Registered discovery takes place using a Registration & Discovery System (RDS), which is designed to be modular and distributed. An RDS is composed of one or more Registry & Discovery Instances (RDIs). Each RDI provides:
- A Registration Service
- A Query Service
- A Registry storage backend.
The Registration Service implements the Registration API (RESTful HTTP/JSON) of the NMOS Discovery and Registration Specification. Nodes POST to this API to register themselves and their resources. The Registration Service also manages garbage collection of Nodes and their resources by requiring Nodes to send regular keep-alive/heartbeat messages.
The Query Service implements the Query API (RESTful HTTP/JSON) of the NMOS Discovery and Registration Specification. Clients can GET lists of resources from this API. Typical usage examples include:
- Obtaining a list of registered Nodes in order to drive a configuration interface.
- Obtaining a list of Sender resources and a list of Receiver resources in order to provide a connection management interface.
The Query API also provides the ability to generate ‘long lived’ queries using its Subscription mechanism and WebSockets.
The Registration and Query APIs are specified within the discovery and registration specification.
The diagram below shows examples of peer-to-peer and registered discovery.
Note: this section describes a particular approach to making/removing connections between Senders and Receivers that the AMWA Networked Media Incubator has used for Connection Management for the first three workshops, and for the public demonstration of IS-04 at IBC 2016. The Incubator is developing a more general API for device connection management, which should form the basis of a future NMOS specification.
Sender and Receiver resources enable connectivity between Nodes. Senders expose a description of what Flow they are sending and an href to access it (the ‘manifest’).
For RTP, we use SDP files as our ‘manifest’. Senders expose an SDP file that describes the location of the Sender’s RTP stream. Note: other information in this SDP file is also used by the In-stream Identity and Timing Specification, which includes example SDP files.
To form a connection between two Nodes, a connection manager PUTs some structured data about a Sender (including a reference to the manifest href) to a Receiver. The Receiver parses the manifest and begins accessing the stream.
Each time a Receiver changes the Sender it is receiving from, the Node resource describing the Receiver must be updated on the Node, and also the Node must notify the Registration & Discovery system.

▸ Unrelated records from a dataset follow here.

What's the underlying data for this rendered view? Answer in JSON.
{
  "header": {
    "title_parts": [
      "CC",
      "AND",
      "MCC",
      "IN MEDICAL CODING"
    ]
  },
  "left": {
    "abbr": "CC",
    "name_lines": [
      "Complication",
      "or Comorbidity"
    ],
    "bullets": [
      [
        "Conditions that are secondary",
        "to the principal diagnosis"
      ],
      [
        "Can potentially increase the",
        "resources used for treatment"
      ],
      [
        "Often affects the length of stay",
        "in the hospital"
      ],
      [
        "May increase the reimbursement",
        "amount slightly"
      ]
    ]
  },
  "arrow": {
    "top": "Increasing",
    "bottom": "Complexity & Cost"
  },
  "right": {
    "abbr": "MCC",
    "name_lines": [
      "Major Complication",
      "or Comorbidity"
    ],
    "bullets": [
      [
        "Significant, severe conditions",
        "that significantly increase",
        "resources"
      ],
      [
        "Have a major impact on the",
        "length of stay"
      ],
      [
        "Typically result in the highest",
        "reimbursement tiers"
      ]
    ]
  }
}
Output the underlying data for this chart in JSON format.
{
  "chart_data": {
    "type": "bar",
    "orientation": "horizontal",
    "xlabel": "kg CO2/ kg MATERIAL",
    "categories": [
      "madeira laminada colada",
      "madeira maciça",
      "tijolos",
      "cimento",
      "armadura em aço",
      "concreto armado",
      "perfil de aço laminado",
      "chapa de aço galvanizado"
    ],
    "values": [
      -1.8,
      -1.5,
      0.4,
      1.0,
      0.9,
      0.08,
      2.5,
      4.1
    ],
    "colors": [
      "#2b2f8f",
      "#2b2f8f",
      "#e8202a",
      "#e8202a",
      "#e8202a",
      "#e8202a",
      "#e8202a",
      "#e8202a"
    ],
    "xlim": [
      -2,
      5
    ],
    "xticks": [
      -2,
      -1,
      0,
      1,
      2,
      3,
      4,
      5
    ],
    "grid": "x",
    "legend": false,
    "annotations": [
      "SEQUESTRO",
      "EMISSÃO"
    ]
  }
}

The diagram below shows a typical connection management sequence.
NMOS’s content model can be applied to several types of elemental payload format and transport protocol, including, but not limited to:
- Uncompressed video over RTP according to RFC 4175
- Uncompressed audio over RTP according to RFC 3190
- ST.291 ANC data over RTP according to draft-ietf-payload-rtp-ancillary-02
The above are used by VSF’s TR-03 and are being standardized by SMPTE in the ST 2110 family of specifications.
In addition multiplexed streams are supported, in particular:
- SMPTE ST 2022-6 (SDI over RTP)
NMOS APIs include a “format” attribute to describe they type of Sources and Flows. Note: for successful operation with multiplexed streams, v1.1 or later of IS-04 is required.
NMOS In-stream Signaling of Identity and Timing information for RTP streams specifies how to apply the content model using RTP header extensions to carry identity and timing information and signal Grain boundaries. These can be extended to support e.g. mezzanine compression formats such as VC-2.
Future NMOS specifications may be produced to specify how to apply the content model to other types of content transport (e.g. HTTP-based).